Sadok Ben Mhenni n’a cessé, tout au long de sa vie, de transformer la mémoire de la douleur en énergie de résistance. Son combat contre la torture, contre l’oubli, contre la peine de mort, demeure un héritage vivant, transmis avec dignité et engagement, et prolongé par sa fille Lina, elle aussi tissée de la même étoffe.
Une vie façonnée par la lecture
Sadok Ben Mhenni était un lecteur insatiable. Sa soif de savoir était telle qu’il entama une grève de la faim dans la prison du 9 avril pour réclamer… des livres. C’est pourtant à la prison de Borj Erroumi, qu’il considère comme sa véritable « alma mater », que son rapport à la lecture atteint sa pleine maturité. Il y dévore tout : des classiques aux ouvrages philosophiques, de la grande littérature latino-américaine et américaine aux récits sur les camps de concentration, en passant même par les revues dites « osées », car tout mot imprimé était, à ses yeux, une échappatoire, un ferment de pensée, un acte de résistance.
Le temps carcéral devient pour lui un temps de réorganisation politique, de débats intellectuels, de remise en question, mais aussi de partage avec ses camarades.

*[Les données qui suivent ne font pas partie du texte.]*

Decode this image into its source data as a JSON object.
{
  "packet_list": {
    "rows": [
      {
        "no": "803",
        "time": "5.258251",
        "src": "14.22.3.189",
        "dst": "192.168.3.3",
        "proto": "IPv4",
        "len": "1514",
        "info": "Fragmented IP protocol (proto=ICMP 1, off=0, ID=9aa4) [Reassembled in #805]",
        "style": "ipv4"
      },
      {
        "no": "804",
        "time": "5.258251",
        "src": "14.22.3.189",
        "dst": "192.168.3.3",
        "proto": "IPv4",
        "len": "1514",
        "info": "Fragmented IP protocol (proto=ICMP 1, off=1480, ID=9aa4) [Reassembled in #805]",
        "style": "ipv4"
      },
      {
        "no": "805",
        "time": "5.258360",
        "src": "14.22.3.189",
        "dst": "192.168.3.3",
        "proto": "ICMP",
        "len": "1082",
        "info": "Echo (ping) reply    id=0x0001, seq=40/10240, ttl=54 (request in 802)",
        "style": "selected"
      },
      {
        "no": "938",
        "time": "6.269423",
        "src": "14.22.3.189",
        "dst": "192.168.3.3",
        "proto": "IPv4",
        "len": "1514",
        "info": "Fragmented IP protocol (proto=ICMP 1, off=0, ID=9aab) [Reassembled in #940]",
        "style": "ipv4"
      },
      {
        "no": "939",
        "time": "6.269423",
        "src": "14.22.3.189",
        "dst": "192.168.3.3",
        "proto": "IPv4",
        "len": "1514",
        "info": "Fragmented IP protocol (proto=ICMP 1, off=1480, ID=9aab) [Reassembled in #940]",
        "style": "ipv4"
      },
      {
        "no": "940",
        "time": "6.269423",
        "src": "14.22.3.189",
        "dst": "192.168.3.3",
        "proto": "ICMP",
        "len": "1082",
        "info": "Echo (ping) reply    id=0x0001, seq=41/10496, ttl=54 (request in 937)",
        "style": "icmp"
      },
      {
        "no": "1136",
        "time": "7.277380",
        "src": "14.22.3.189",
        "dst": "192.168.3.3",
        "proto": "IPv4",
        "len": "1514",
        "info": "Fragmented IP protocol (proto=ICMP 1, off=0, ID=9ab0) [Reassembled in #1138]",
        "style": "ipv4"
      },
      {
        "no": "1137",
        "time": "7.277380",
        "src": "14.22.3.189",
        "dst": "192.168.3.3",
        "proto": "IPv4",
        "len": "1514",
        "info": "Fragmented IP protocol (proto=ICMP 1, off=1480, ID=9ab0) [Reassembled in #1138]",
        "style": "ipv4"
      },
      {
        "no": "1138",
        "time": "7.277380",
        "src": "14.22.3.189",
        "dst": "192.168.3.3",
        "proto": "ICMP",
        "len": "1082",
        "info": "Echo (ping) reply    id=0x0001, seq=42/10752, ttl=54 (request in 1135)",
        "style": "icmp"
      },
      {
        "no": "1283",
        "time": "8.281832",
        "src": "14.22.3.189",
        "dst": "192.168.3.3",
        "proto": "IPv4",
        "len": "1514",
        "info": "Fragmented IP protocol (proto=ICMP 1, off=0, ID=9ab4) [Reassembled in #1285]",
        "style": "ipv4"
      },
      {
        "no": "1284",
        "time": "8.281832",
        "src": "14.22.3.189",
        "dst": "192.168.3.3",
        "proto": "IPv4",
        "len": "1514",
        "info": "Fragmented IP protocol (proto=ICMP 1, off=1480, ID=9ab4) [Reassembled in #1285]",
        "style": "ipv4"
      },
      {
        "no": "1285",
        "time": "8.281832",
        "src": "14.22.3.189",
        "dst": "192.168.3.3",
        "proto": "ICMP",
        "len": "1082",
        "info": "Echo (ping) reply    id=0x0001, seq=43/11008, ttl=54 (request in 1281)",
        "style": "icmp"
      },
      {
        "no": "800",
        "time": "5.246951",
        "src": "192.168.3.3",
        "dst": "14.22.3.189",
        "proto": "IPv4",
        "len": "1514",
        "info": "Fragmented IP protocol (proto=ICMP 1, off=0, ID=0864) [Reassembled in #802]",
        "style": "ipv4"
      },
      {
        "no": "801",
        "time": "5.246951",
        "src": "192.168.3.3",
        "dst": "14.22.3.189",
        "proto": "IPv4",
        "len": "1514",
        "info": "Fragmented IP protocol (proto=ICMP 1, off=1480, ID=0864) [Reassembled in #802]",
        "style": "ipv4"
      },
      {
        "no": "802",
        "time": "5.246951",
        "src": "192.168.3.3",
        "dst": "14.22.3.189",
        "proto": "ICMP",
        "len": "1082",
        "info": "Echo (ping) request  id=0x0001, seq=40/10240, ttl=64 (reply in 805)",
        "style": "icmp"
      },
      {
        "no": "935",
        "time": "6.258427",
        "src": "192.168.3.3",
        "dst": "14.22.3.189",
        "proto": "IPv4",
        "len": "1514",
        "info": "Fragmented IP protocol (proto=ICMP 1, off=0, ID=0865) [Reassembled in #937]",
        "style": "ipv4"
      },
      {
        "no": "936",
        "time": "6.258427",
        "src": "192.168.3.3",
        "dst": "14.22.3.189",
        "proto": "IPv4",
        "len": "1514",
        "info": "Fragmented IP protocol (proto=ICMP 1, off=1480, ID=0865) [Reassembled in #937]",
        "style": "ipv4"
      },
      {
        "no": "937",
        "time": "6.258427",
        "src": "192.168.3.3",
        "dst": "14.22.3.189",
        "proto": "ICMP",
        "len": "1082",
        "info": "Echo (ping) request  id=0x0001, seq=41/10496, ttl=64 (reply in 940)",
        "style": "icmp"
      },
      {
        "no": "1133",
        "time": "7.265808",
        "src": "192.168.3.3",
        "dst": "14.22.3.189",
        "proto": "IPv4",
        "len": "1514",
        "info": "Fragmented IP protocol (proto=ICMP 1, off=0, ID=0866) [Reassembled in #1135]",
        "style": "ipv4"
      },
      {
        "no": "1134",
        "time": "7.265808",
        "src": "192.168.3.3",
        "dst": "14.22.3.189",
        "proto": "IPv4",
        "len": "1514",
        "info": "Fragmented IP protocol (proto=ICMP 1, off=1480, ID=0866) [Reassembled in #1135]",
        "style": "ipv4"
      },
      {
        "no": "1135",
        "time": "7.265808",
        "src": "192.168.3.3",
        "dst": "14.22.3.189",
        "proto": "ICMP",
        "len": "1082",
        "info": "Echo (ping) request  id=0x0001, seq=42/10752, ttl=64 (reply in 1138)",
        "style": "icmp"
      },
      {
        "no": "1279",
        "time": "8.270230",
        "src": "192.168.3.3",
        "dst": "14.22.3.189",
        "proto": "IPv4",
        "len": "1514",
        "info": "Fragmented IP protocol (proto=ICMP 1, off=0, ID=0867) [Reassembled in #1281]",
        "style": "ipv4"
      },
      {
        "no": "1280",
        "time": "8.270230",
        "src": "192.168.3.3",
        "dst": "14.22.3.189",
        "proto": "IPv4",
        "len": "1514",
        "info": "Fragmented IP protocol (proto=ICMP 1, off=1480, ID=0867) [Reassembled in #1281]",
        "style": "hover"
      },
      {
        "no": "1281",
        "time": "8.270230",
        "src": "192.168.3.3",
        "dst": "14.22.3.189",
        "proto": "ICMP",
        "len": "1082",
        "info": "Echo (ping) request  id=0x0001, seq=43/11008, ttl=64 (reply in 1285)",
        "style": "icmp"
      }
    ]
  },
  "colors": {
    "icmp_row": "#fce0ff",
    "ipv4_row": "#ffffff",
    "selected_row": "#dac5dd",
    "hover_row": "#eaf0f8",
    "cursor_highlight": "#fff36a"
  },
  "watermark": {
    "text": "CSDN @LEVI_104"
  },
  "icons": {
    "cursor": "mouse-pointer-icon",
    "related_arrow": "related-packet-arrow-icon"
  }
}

Après sa libération, il s’investit pour démocratiser l’accès à la culture en prison. En collaboration avec l’Organisation mondiale contre la torture, il organise des projections de films dans plusieurs établissements pénitentiaires, en présence de journalistes et d’acteurs de la société civile pour assurer une médiatisation forte.
Lors d’une de ces projections à la prison de Mornaguia, il remarque sa fille Lina s’éclipser dans une pièce. Il la retrouve dans une salle exiguë : une « bibliothèque » contenant à peine quelques livres poussiéreux, certains en langues étrangères, sans doute destinés à d’anciens détenus non tunisiens. Ce constat devient pour Lina et son père un déclencheur.
Lina commence par promettre de donner sa propre bibliothèque aux détenus. Très vite, cette initiative se transforme en une campagne de collecte nationale. Grâce à l’adhésion de centaines de citoyens et citoyennes convaincus que la lecture est un droit fondamental, ce sont 45 000 livres qui sont collectés et distribués dans les prisons et centres de réinsertion du pays.
Le projet prend de l’ampleur : les gardiens de prison commencent à recevoir des formations de bibliothécaire, apprennent à tenir les registres, à classifier les ouvrages. Les livres non acceptés par les établissements pénitentiaires sont redirigés vers des quartiers populaires, des écoles et des universités.
Après le décès de Lina, le 27 janvier 2020, Sadok Ben Mhenni, ses ami·e·s et ses camarades de route décident de perpétuer son engagement. Ils fondent une association qui porte son nom et continue les actions qu’elle avait initiées, notamment la collecte de livres, leur organisation, et leur envoi aux détenus arabes dans les prisons hors de Tunisie.
Par cette œuvre vivante, Lina continue d’habiter les marges, les cellules, les bibliothèques improvisées. Et à travers chaque page lue par une main privée de liberté, son combat pour la dignité et la transmission se prolonge.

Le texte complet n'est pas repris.